Expanding its core base of research think tanks, the Yale School of Management has opened a center dedicated to studying consumer behavior.
Last week, the SOM inaugurated the Yale Center for Consumer Insights, where experts in the fields of economics, psychology, marketing and finance will use an interdisciplinary approach to study connections between customer satisfaction, purchasing behavior, Internet shopping patterns and consumers’ financial planning. The center, which will be staffed by existing SOM faculty, is located at 52 Hillhouse Ave., near the SOM’s marketing department.
By bringing together researchers with various specialties and experiences, the center hopes to collect new data and analyze consumer trends to create strategies for marketing products.

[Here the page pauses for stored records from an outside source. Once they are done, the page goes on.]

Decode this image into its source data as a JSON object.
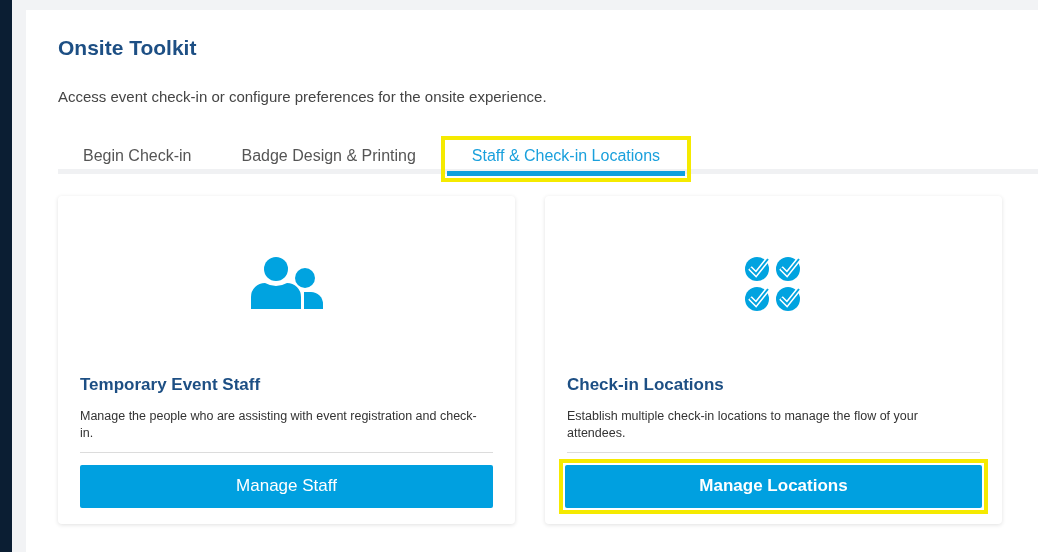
{
  "title": "Onsite Toolkit",
  "description": "Access event check-in or configure preferences for the onsite experience.",
  "tabs": [
    {
      "label": "Begin Check-in",
      "selected": false,
      "highlighted": false
    },
    {
      "label": "Badge Design & Printing",
      "selected": false,
      "highlighted": false
    },
    {
      "label": "Staff & Check-in Locations",
      "selected": true,
      "highlighted": true
    }
  ],
  "cards": [
    {
      "kind": "staff",
      "title": "Temporary Event Staff",
      "description": "Manage the people who are assisting with event registration and check-in.",
      "button": {
        "label": "Manage Staff",
        "highlighted": false
      }
    },
    {
      "kind": "locations",
      "title": "Check-in Locations",
      "description": "Establish multiple check-in locations to manage the flow of your attendees.",
      "button": {
        "label": "Manage Locations",
        "highlighted": true
      }
    }
  ]
}
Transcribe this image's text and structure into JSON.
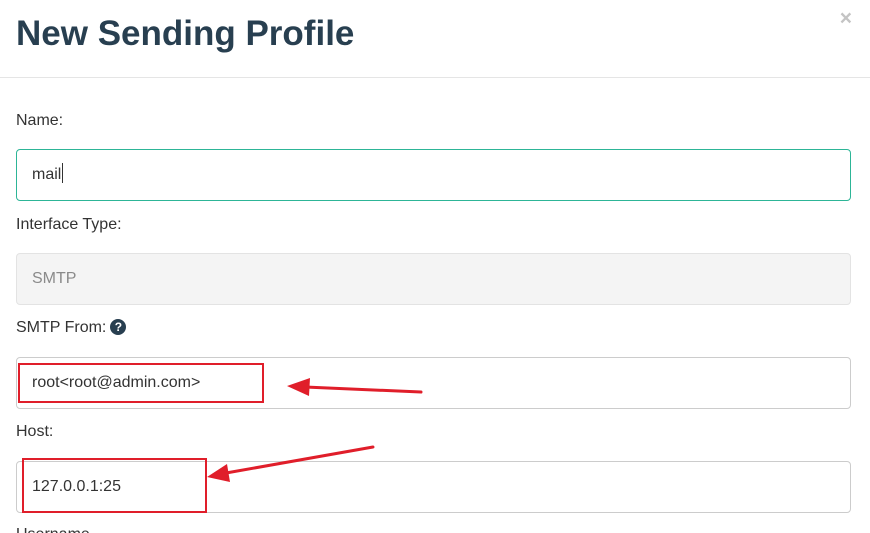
{
  "modal": {
    "title": "New Sending Profile",
    "close_label": "×"
  },
  "form": {
    "name": {
      "label": "Name:",
      "value": "mail"
    },
    "interface_type": {
      "label": "Interface Type:",
      "value": "SMTP"
    },
    "smtp_from": {
      "label": "SMTP From:",
      "help_icon": "question-circle-icon",
      "value": "root<root@admin.com>"
    },
    "host": {
      "label": "Host:",
      "value": "127.0.0.1:25"
    },
    "username": {
      "label": "Username"
    }
  },
  "annotations": {
    "color": "#e01e2a"
  }
}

“The new center will build links between the school and the real world by focusing on substantive real-world marketing problems,” SOM Deputy Dean Stan Garstka said in an e-mail last week.
SOM marketing professors Ravi Dhar and Dick Wittink have been named co-directors of the center and will be aided by a seven-member advisory board made up of corporate executives and SOM alumni.
“The idea started from talking to people in academia and practice [and] the lack any research centers like this one,” Dhar said.
The goal of the center is to create an environment where people can collaborate on problems of interest to the larger world — not just the business community, but non-profit organizations and public policy as well, Dhar said.
Along with their professors, SOM students will also find opportunities for research and internship work through the center.
“Some of the companies have expressed interest in MBA students doing most of the research themselves,” Dhar said.
Other SOM professors said one of the greatest characteristics of the new center is its ability to bridge the gap between the world of academia and industry.
“Too often academics do research that is not useful to industry, and industry does research that is not of as high quality because they are doing it by themselves,” SOM professor Subrata Sen said.
In addition, the center has the potential to bring financial benefits to the University, SOM professor Will Goetzmann said.
“The important thing about a center like this is that it can be used to attract financial recourses that can be used to help pay for research activities,” Goetzmann said. “It will be helpful for the professors here and scholars in the field of marketing.”
Already, the center has received seed funding from Tom Gage SOM ’80, a senior vice president at VeriSign, Inc., as well as corporate affiliates such as technology giant IBM. The center is working with the SOM’s development office to locate additional funding opportunities.
Goetzmann added that he sees the creation of the consumer center as an indication of real, active research growth in the SOM.
“Most students come to Yale because it is a great research and teaching university,” Goetzmann said. “It is important in that regard and valuable to students to come to a place where people are making discoveries.”
One of the first major research projects of the new center is to work with IBM on a new trend among computer companies of selling solutions as opposed to products to individual firms.
“There has been a shift in the mind set of how people are making business decisions — a move from product-oriented sales to solution-oriented sales,” Dhar said. “We will be looking at how the marketing of solutions fundamentally changes from the marketing we have been teaching people.”
Around 30 Yale professors from SOM as well as from other schools within the University — representing fields as diverse as marketing, economics, public health, psychology, sociology, organizational behavior, operations and finance — have been named fellows of the center.